Most people in Lancaster County know that when someone is arrested and convicted of a crime, they can be sentenced to jail or prison. If the offender is not a citizen, however, he or she may face deportation, even if he or she was not sentenced to prison. In fact, an immigrant can be stopped for speeding or driving while intoxicated and, if U.S. Immigration and Customs Enforcement decides to pursue the matter, the immigrant could be faced with removal proceedings. While it is debatable as to whether that is appropriate, it is not just immigrants who have been convicted of crimes that are detained and awaiting deportation.
Over half of the immigrants in the United States who are currently detained by ICE do not have a criminal conviction. In 2009, a Freedom of Information Act request was filed for the ICE database. That request found roughly 32,000 immigrants in detention and more than 18,000 had no criminal convictions.
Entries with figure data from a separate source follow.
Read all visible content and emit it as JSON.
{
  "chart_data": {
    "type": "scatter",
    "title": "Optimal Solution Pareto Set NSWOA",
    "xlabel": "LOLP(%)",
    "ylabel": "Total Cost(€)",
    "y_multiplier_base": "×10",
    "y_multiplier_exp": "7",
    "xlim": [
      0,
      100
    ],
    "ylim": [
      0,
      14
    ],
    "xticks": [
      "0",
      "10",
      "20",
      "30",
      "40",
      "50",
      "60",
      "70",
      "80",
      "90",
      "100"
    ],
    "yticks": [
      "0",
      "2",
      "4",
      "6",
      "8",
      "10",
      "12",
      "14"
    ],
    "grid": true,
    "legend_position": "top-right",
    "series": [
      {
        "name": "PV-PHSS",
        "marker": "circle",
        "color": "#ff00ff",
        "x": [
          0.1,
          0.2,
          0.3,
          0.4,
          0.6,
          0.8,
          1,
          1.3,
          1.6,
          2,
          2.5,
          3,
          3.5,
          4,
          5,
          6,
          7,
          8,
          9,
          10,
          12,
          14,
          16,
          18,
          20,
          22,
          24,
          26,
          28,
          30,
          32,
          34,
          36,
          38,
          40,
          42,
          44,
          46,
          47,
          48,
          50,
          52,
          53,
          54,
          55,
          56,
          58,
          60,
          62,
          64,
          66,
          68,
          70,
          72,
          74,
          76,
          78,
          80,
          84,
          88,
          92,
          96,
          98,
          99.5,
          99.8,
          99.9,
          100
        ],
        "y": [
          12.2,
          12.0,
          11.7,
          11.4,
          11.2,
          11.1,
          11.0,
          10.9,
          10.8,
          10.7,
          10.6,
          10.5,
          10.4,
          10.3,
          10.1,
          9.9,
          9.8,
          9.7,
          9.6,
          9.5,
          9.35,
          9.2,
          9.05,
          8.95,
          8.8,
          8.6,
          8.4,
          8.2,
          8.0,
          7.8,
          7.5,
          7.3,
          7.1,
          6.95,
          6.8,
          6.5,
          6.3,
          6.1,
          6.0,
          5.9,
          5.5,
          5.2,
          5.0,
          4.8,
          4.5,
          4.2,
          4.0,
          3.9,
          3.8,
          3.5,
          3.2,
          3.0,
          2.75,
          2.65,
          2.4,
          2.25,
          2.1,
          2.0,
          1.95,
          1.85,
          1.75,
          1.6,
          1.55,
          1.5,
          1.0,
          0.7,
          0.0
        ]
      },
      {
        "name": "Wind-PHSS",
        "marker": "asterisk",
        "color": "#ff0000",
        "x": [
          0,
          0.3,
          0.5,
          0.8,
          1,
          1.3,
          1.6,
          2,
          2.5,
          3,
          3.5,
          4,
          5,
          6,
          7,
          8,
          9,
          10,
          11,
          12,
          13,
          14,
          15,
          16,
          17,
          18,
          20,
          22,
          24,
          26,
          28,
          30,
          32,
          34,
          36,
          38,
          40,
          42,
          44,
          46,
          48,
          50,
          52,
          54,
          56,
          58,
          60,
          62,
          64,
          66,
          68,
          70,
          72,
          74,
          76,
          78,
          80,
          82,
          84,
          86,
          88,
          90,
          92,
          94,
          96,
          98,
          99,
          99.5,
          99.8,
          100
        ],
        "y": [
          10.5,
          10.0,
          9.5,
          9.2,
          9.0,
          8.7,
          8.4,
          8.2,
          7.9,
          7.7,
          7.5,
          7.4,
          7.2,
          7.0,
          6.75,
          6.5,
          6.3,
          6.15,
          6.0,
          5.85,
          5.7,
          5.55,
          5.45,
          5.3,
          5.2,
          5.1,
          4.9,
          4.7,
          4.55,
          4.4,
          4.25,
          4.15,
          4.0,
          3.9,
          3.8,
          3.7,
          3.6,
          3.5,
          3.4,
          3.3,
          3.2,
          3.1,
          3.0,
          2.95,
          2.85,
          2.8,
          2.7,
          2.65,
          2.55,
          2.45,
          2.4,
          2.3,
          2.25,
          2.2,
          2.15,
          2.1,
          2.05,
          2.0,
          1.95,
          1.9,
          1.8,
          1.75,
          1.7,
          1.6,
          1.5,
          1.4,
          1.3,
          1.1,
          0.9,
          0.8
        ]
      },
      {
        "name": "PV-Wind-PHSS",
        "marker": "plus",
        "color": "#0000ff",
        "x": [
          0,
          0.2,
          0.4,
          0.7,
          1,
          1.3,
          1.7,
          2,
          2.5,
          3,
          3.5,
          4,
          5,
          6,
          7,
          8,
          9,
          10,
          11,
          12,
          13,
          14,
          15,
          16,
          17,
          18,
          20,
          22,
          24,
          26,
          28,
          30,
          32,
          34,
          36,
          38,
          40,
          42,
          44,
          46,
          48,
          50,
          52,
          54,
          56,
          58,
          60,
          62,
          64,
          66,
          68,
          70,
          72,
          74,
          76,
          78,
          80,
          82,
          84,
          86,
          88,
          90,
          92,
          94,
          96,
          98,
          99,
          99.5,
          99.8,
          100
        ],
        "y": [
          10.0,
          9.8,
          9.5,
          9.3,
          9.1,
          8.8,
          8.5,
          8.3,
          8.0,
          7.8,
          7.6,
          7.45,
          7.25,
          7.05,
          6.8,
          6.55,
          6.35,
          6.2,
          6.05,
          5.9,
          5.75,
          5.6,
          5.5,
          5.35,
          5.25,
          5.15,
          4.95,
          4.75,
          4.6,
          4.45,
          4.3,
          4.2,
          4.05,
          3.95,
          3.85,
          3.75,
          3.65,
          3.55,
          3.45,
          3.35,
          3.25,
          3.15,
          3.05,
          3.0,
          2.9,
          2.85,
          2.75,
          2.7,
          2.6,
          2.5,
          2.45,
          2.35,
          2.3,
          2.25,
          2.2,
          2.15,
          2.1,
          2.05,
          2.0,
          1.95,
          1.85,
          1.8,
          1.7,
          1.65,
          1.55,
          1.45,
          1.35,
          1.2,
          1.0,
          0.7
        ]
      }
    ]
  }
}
They were being held, however, while their immigration statuses were being adjudicated.
What is particularly shocking is that many of the people detained had been held for quite a while. Ten thousand immigrants had been in detention for more than one month, 400 for more than one year, a dozen for three and one man for five years. All this time spent in detention just so that the government could decide if it would deport or release them.
The immigrant detention system in our country has some serious problems and nonprofit groups are working hard to reform it. For the individual immigrants locked up, however, their best bet to get out of detention is likely to work with an immigration attorney.